Nevertheless, it can also be argued that change does not create only uncertainty in society. It has created many opportunities and certainties to the whole socio-cultural, economic and political life for rich as well as poor countries. In the EU community we can observe that distant cultures and societies are coming face to face with each other at the local level and therefore diversity. As an example, we would like to name interpenetration phenomenon caused by the Multinational Corporations like McDonald and Coca-Cola; Hutton supports this concept of the changes on economic globalization by the following statement:
“Whether in trade, finance or the speed and scope of communication, the degree of interpenetration of national markets and cultures is unprecedented. We smoke Marlboro cigarettes, eat sushi, use [Microsoft] windows…experiment with acupuncture, read cosmopolitan, take away pizza and watch CNN whenever we are. English is emerging as the International language…” (Source: Hutton, 1997, p.55 quoted in David Held, 2004, Book 4, p11).

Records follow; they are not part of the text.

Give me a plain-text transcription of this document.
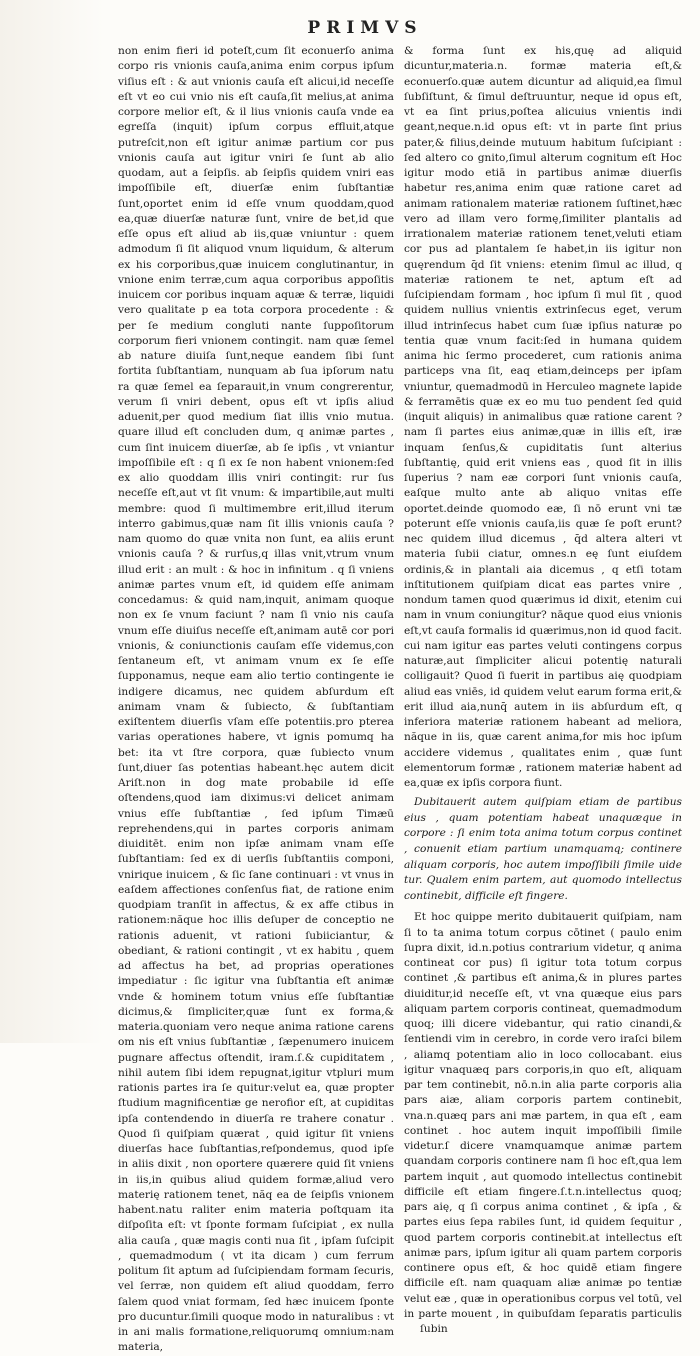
PRIMVS

non enim fieri id poteſt,cum ſit econuerſo anima corpo ris vnionis cauſa,anima enim corpus ipſum viſius eſt : & aut vnionis cauſa eſt alicui,id neceſſe eſt vt eo cui vnio nis eſt cauſa,ſit melius,at anima corpore melior eſt, & il lius vnionis cauſa vnde ea egreſſa (inquit) ipſum corpus effluit,atque putreſcit,non eſt igitur animæ partium cor pus vnionis cauſa aut igitur vniri ſe ſunt ab alio quodam, aut a ſeipſis. ab ſeipſis quidem vniri eas impoſſibile eſt, diuerſæ enim ſubſtantiæ ſunt,oportet enim id eſſe vnum quoddam,quod ea,quæ diuerſæ naturæ ſunt, vnire de bet,id que eſſe opus eſt aliud ab iis,quæ vniuntur : quem admodum ſi ſit aliquod vnum liquidum, & alterum ex his corporibus,quæ inuicem conglutinantur, in vnione enim terræ,cum aqua corporibus appoſitis inuicem cor poribus inquam aquæ & terræ, liquidi vero qualitate p ea tota corpora procedente : & per ſe medium congluti nante ſuppoſitorum corporum fieri vnionem contingit. nam quæ ſemel ab nature diuiſa ſunt,neque eandem ſibi ſunt fortita ſubſtantiam, nunquam ab ſua ipſorum natu ra quæ ſemel ea ſeparauit,in vnum congrerentur, verum ſi vniri debent, opus eſt vt ipſis aliud aduenit,per quod medium ſiat illis vnio mutua. quare illud eſt concluden dum, q animæ partes , cum ſint inuicem diuerſæ, ab ſe ipſis , vt vniantur impoſſibile eſt : q ſi ex ſe non habent vnionem:ſed ex alio quoddam illis vniri contingit: rur ſus neceſſe eſt,aut vt ſit vnum: & impartibile,aut multi membre: quod ſi multimembre erit,illud iterum interro gabimus,quæ nam ſit illis vnionis cauſa ? nam quomo do quæ vnita non ſunt, ea aliis erunt vnionis cauſa ? & rurſus,q illas vnit,vtrum vnum illud erit : an mult : & hoc in infinitum . q ſi vniens animæ partes vnum eſt, id quidem eſſe animam concedamus: & quid nam,inquit, animam quoque non ex ſe vnum faciunt ? nam ſi vnio nis cauſa vnum eſſe diuiſus neceſſe eſt,animam autē cor pori vnionis, & coniunctionis cauſam eſſe videmus,con ſentaneum eſt, vt animam vnum ex ſe eſſe ſupponamus, neque eam alio tertio contingente ie indigere dicamus, nec quidem abſurdum eſt animam vnam & ſubiecto, & ſubſtantiam exiſtentem diuerſis vſam eſſe potentiis.pro pterea varias operationes habere, vt ignis pomumq ha bet: ita vt ſtre corpora, quæ ſubiecto vnum ſunt,diuer ſas potentias habeant.hęc autem dicit Ariſt.non in dog mate probabile id eſſe oſtendens,quod iam diximus:vi delicet animam vnius eſſe ſubſtantiæ , ſed ipſum Timæū reprehendens,qui in partes corporis animam diuiditēt. enim non ipſæ animam vnam eſſe ſubſtantiam: ſed ex di uerſis ſubſtantiis componi, vnirique inuicem , & ſic ſane continuari : vt vnus in eaſdem affectiones conſenſus fiat, de ratione enim quodpiam tranſit in affectus, & ex affe ctibus in rationem:năque hoc illis deſuper de conceptio ne rationis aduenit, vt rationi ſubiiciantur, & obediant, & rationi contingit , vt ex habitu , quem ad affectus ha bet, ad proprias operationes impediatur : ſic igitur vna ſubſtantia eſt animæ vnde & hominem totum vnius eſſe ſubſtantiæ dicimus,& ſimpliciter,quæ ſunt ex forma,& materia.quoniam vero neque anima ratione carens om nis eſt vnius ſubſtantiæ , ſæpenumero inuicem pugnare affectus oſtendit, iram.ſ.& cupiditatem , nihil autem ſibi idem repugnat,igitur vtpluri mum rationis partes ira ſe quitur:velut ea, quæ propter ſtudium magnificentiæ ge nerofior eſt, at cupiditas ipſa contendendo in diuerſa re trahere conatur . Quod ſi quiſpiam quærat , quid igitur ſit vniens diuerſas hace ſubſtantias,reſpondemus, quod ipſe in aliis dixit , non oportere quærere quid ſit vniens in iis,in quibus aliud quidem formæ,aliud vero materię rationem tenet, năq ea de ſeipſis vnionem habent.natu raliter enim materia poſtquam ita diſpoſita eſt: vt ſponte formam ſuſcipiat , ex nulla alia cauſa , quæ magis conti nua ſit , ipſam ſuſcipit , quemadmodum ( vt ita dicam ) cum ferrum politum ſit aptum ad ſuſcipiendam formam ſecuris, vel ſerræ, non quidem eſt aliud quoddam, ferro ſalem quod vniat formam, ſed hæc inuicem ſponte pro ducuntur.ſimili quoque modo in naturalibus : vt in ani malis formatione,reliquorumq omnium:nam materia,

& forma ſunt ex his,quę ad aliquid dicuntur,materia.n. formæ materia eſt,& econuerſo.quæ autem dicuntur ad aliquid,ea ſimul ſubſiſtunt, & ſimul deſtruuntur, neque id opus eſt, vt ea ſint prius,poſtea alicuius vnientis indi geant,neque.n.id opus eſt: vt in parte ſint prius pater,& filius,deinde mutuum habitum ſuſcipiant : ſed altero co gnito,ſimul alterum cognitum eſt Hoc igitur modo etiā in partibus animæ diuerſis habetur res,anima enim quæ ratione caret ad animam rationalem materiæ rationem ſuſtinet,hæc vero ad illam vero formę,ſimiliter plantalis ad irrationalem materiæ rationem tenet,veluti etiam cor pus ad plantalem ſe habet,in iis igitur non quęrendum q̄d ſit vniens: etenim ſimul ac illud, q materiæ rationem te net, aptum eſt ad ſuſcipiendam formam , hoc ipſum ſi mul ſit , quod quidem nullius vnientis extrinſecus eget, verum illud intrinſecus habet cum ſuæ ipſius naturæ po tentia quæ vnum facit:ſed in humana quidem anima hic ſermo procederet, cum rationis anima particeps vna ſit, eaq etiam,deinceps per ipſam vniuntur, quemadmodū in Herculeo magnete lapide & ferramētis quæ ex eo mu tuo pendent ſed quid (inquit aliquis) in animalibus quæ ratione carent ? nam ſi partes eius animæ,quæ in illis eſt, iræ inquam ſenſus,& cupiditatis ſunt alterius ſubſtantię, quid erit vniens eas , quod ſit in illis ſuperius ? nam eæ corpori ſunt vnionis cauſa, eaſque multo ante ab aliquo vnitas eſſe oportet.deinde quomodo eæ, ſi nō erunt vni tæ poterunt eſſe vnionis cauſa,iis quæ ſe poſt erunt? nec quidem illud dicemus , q̄d altera alteri vt materia ſubii ciatur, omnes.n eę ſunt eiuſdem ordinis,& in plantali aia dicemus , q etſi totam inſtitutionem quiſpiam dicat eas partes vnire , nondum tamen quod quærimus id dixit, etenim cui nam in vnum coniungitur? nāque quod eius vnionis eſt,vt cauſa formalis id quærimus,non id quod facit. cui nam igitur eas partes veluti contingens corpus naturæ,aut ſimpliciter alicui potentię naturali colligauit? Quod ſi fuerit in partibus aię quodpiam aliud eas vniēs, id quidem velut earum forma erit,& erit illud aia,nunq̄ autem in iis abſurdum eſt, q inferiora materiæ rationem habeant ad meliora, năque in iis, quæ carent anima,for mis hoc ipſum accidere videmus , qualitates enim , quæ ſunt elementorum formæ , rationem materiæ habent ad ea,quæ ex ipſis corpora fiunt.

Dubitauerit autem quiſpiam etiam de partibus eius , quam potentiam habeat unaquæque in corpore : ſi enim tota anima totum corpus continet , conuenit etiam partium unamquamq; continere aliquam corporis, hoc autem impoſſibili ſimile uide tur. Qualem enim partem, aut quomodo intellectus continebit, difficile eſt fingere.

Et hoc quippe merito dubitauerit quiſpiam, nam ſi to ta anima totum corpus cōtinet ( paulo enim ſupra dixit, id.n.potius contrarium videtur, q anima contineat cor pus) ſi igitur tota totum corpus continet ,& partibus eſt anima,& in plures partes diuiditur,id neceſſe eſt, vt vna quæque eius pars aliquam partem corporis contineat, quemadmodum quoq; illi dicere videbantur, qui ratio cinandi,& ſentiendi vim in cerebro, in corde vero iraſci bilem , aliamq potentiam alio in loco collocabant. eius igitur vnaquæq pars corporis,in quo eſt, aliquam par tem continebit, nō.n.in alia parte corporis alia pars aiæ, aliam corporis partem continebit, vna.n.quæq pars ani mæ partem, in qua eſt , eam continet . hoc autem inquit impoſſibili ſimile videtur.ſ dicere vnamquamque animæ partem quandam corporis continere nam ſi hoc eſt,qua lem partem inquit , aut quomodo intellectus continebit difficile eſt etiam fingere.ſ.t.n.intellectus quoq; pars aię, q ſi corpus anima continet , & ipſa , & partes eius ſepa rabiles ſunt, id quidem ſequitur , quod partem corporis continebit.at intellectus eſt animæ pars, ipſum igitur ali quam partem corporis continere opus eſt, & hoc quidē etiam fingere difficile eſt. nam quaquam aliæ animæ po tentiæ velut eæ , quæ in operationibus corpus vel totū, vel in parte mouent , in quibuſdam ſeparatis particulis ſubin
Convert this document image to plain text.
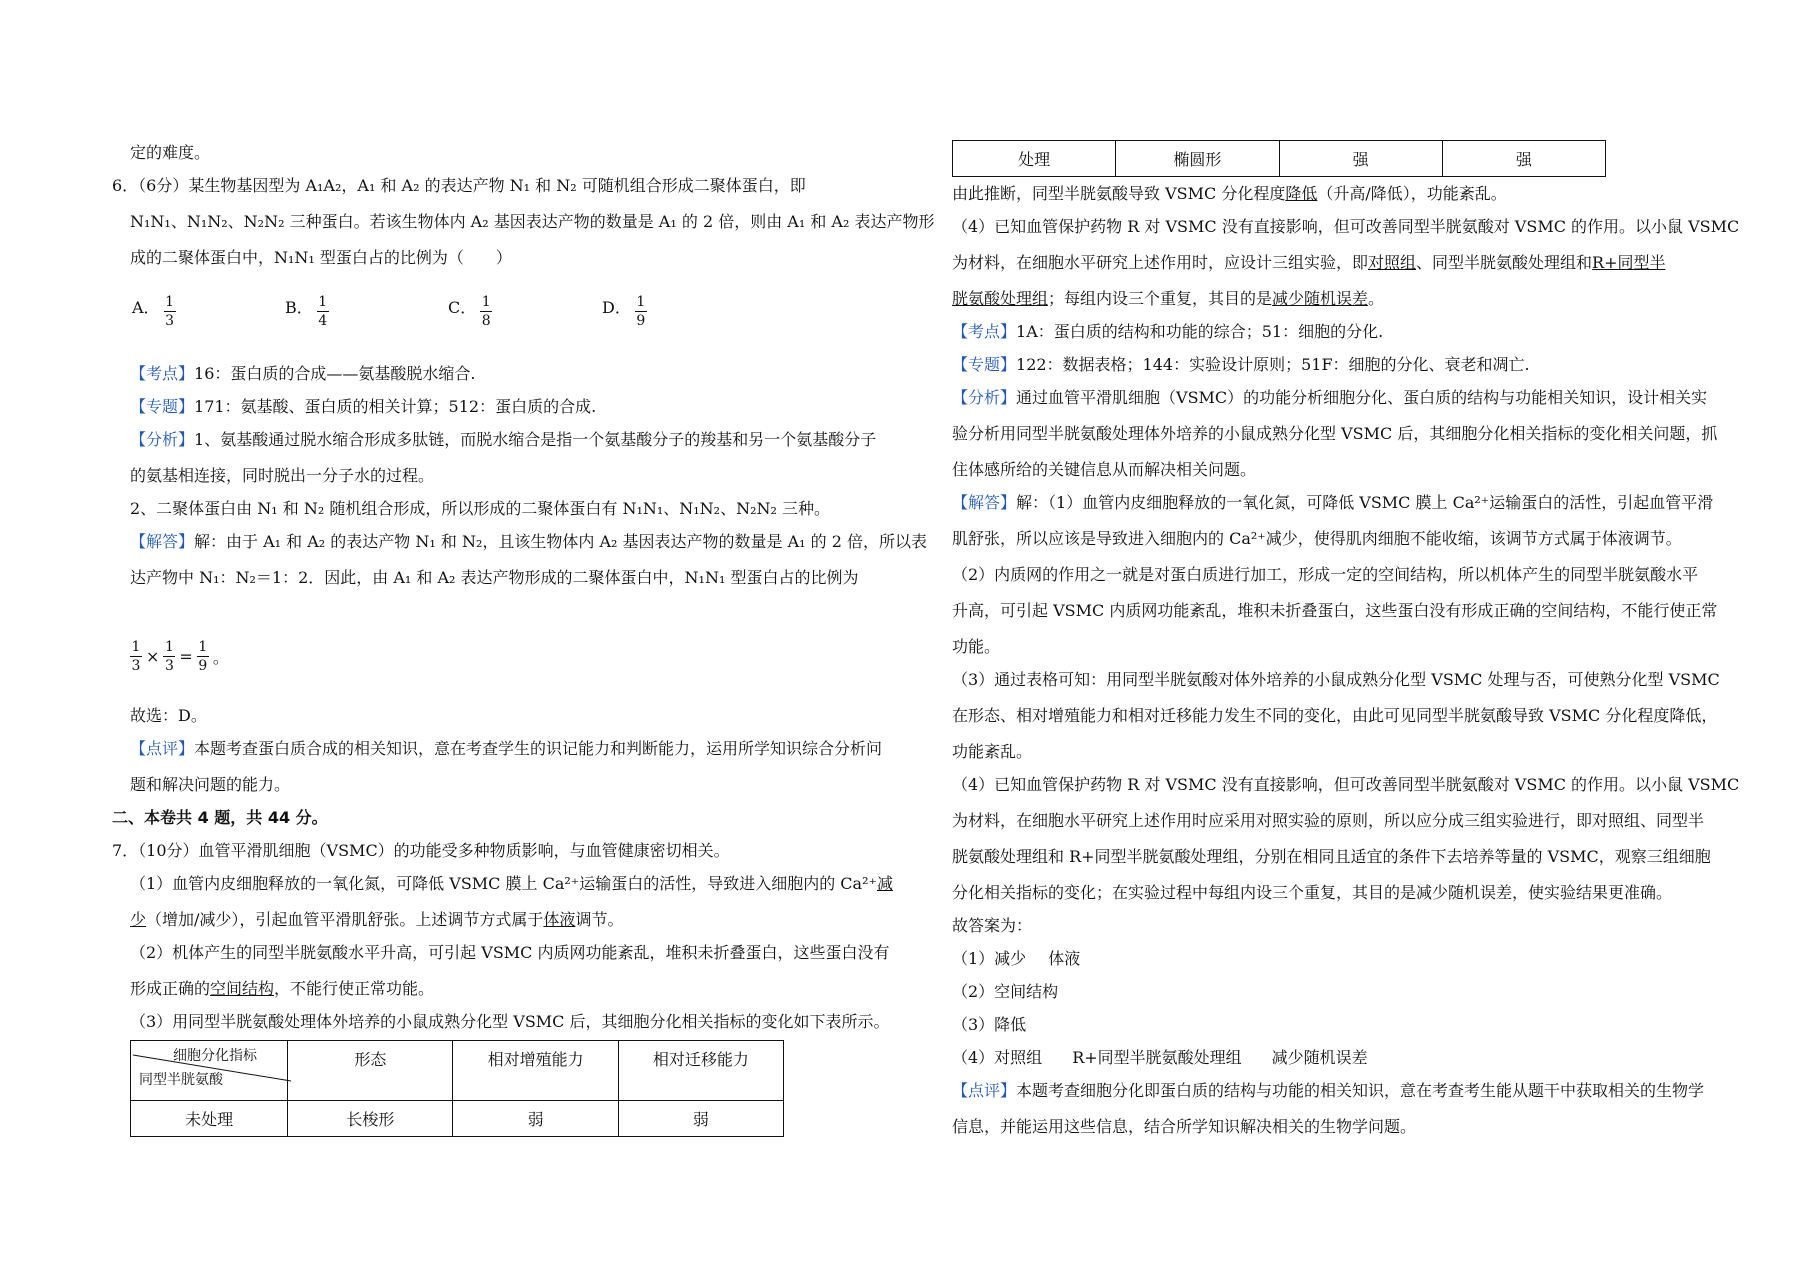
定的难度。
6．（6分）某生物基因型为 A₁A₂，A₁ 和 A₂ 的表达产物 N₁ 和 N₂ 可随机组合形成二聚体蛋白，即
N₁N₁、N₁N₂、N₂N₂ 三种蛋白。若该生物体内 A₂ 基因表达产物的数量是 A₁ 的 2 倍，则由 A₁ 和 A₂ 表达产物形
成的二聚体蛋白中，N₁N₁ 型蛋白占的比例为（　　）
A． $\frac{1}{3}$	B． $\frac{1}{4}$	C． $\frac{1}{8}$	D． $\frac{1}{9}$
【考点】16：蛋白质的合成——氨基酸脱水缩合.
【专题】171：氨基酸、蛋白质的相关计算；512：蛋白质的合成.
【分析】1、氨基酸通过脱水缩合形成多肽链，而脱水缩合是指一个氨基酸分子的羧基和另一个氨基酸分子
的氨基相连接，同时脱出一分子水的过程。
2、二聚体蛋白由 N₁ 和 N₂ 随机组合形成，所以形成的二聚体蛋白有 N₁N₁、N₁N₂、N₂N₂ 三种。
【解答】解：由于 A₁ 和 A₂ 的表达产物 N₁ 和 N₂，且该生物体内 A₂ 基因表达产物的数量是 A₁ 的 2 倍，所以表
达产物中 N₁：N₂＝1：2．因此，由 A₁ 和 A₂ 表达产物形成的二聚体蛋白中，N₁N₁ 型蛋白占的比例为
$\frac{1}{3} \times \frac{1}{3} = \frac{1}{9}$ 。
故选：D。
【点评】本题考查蛋白质合成的相关知识，意在考查学生的识记能力和判断能力，运用所学知识综合分析问
题和解决问题的能力。
二、本卷共 4 题，共 44 分。
7．（10分）血管平滑肌细胞（VSMC）的功能受多种物质影响，与血管健康密切相关。
（1）血管内皮细胞释放的一氧化氮，可降低 VSMC 膜上 Ca²⁺运输蛋白的活性，导致进入细胞内的 Ca²⁺减
少（增加/减少），引起血管平滑肌舒张。上述调节方式属于体液调节。
（2）机体产生的同型半胱氨酸水平升高，可引起 VSMC 内质网功能紊乱，堆积未折叠蛋白，这些蛋白没有
形成正确的空间结构，不能行使正常功能。
（3）用同型半胱氨酸处理体外培养的小鼠成熟分化型 VSMC 后，其细胞分化相关指标的变化如下表所示。
细胞分化指标
同型半胱氨酸	形态	相对增殖能力	相对迁移能力
未处理	长梭形	弱	弱
处理	椭圆形	强	强
由此推断，同型半胱氨酸导致 VSMC 分化程度降低（升高/降低），功能紊乱。
（4）已知血管保护药物 R 对 VSMC 没有直接影响，但可改善同型半胱氨酸对 VSMC 的作用。以小鼠 VSMC
为材料，在细胞水平研究上述作用时，应设计三组实验，即对照组、同型半胱氨酸处理组和R+同型半
胱氨酸处理组；每组内设三个重复，其目的是减少随机误差。
【考点】1A：蛋白质的结构和功能的综合；51：细胞的分化.
【专题】122：数据表格；144：实验设计原则；51F：细胞的分化、衰老和凋亡.
【分析】通过血管平滑肌细胞（VSMC）的功能分析细胞分化、蛋白质的结构与功能相关知识，设计相关实
验分析用同型半胱氨酸处理体外培养的小鼠成熟分化型 VSMC 后，其细胞分化相关指标的变化相关问题，抓
住体感所给的关键信息从而解决相关问题。
【解答】解：（1）血管内皮细胞释放的一氧化氮，可降低 VSMC 膜上 Ca²⁺运输蛋白的活性，引起血管平滑
肌舒张，所以应该是导致进入细胞内的 Ca²⁺减少，使得肌肉细胞不能收缩，该调节方式属于体液调节。
（2）内质网的作用之一就是对蛋白质进行加工，形成一定的空间结构，所以机体产生的同型半胱氨酸水平
升高，可引起 VSMC 内质网功能紊乱，堆积未折叠蛋白，这些蛋白没有形成正确的空间结构，不能行使正常
功能。
（3）通过表格可知：用同型半胱氨酸对体外培养的小鼠成熟分化型 VSMC 处理与否，可使熟分化型 VSMC
在形态、相对增殖能力和相对迁移能力发生不同的变化，由此可见同型半胱氨酸导致 VSMC 分化程度降低，
功能紊乱。
（4）已知血管保护药物 R 对 VSMC 没有直接影响，但可改善同型半胱氨酸对 VSMC 的作用。以小鼠 VSMC
为材料，在细胞水平研究上述作用时应采用对照实验的原则，所以应分成三组实验进行，即对照组、同型半
胱氨酸处理组和 R+同型半胱氨酸处理组，分别在相同且适宜的条件下去培养等量的 VSMC，观察三组细胞
分化相关指标的变化；在实验过程中每组内设三个重复，其目的是减少随机误差，使实验结果更准确。
故答案为：
（1）减少 体液
（2）空间结构
（3）降低
（4）对照组 R+同型半胱氨酸处理组 减少随机误差
【点评】本题考查细胞分化即蛋白质的结构与功能的相关知识，意在考查考生能从题干中获取相关的生物学
信息，并能运用这些信息，结合所学知识解决相关的生物学问题。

Conclusion: the evidence has been presented to explain how change in social sciences has created many opportunities for the explosion of knowledge; it means that the knowledge changes have enabled society to cope with uncertainty. While the changes in family structure, from nuclear family to diversity such as same sex families, step families etc., the changes from the secure jobs, full time employment to flexible, and increase in welfare service consumers have created a significant uncertainty for societies. The changes in economics and politics in the global context where deregulation of economics activity, transformation of family structure, free circulation of capital and new ways of criminality have created uncertainty for rich as well as poor countries. We conclude that the conspicuous changes that are taking place in social, political, and economic life are creating uncertainty and risky conditions for citizens as well as government and the global world.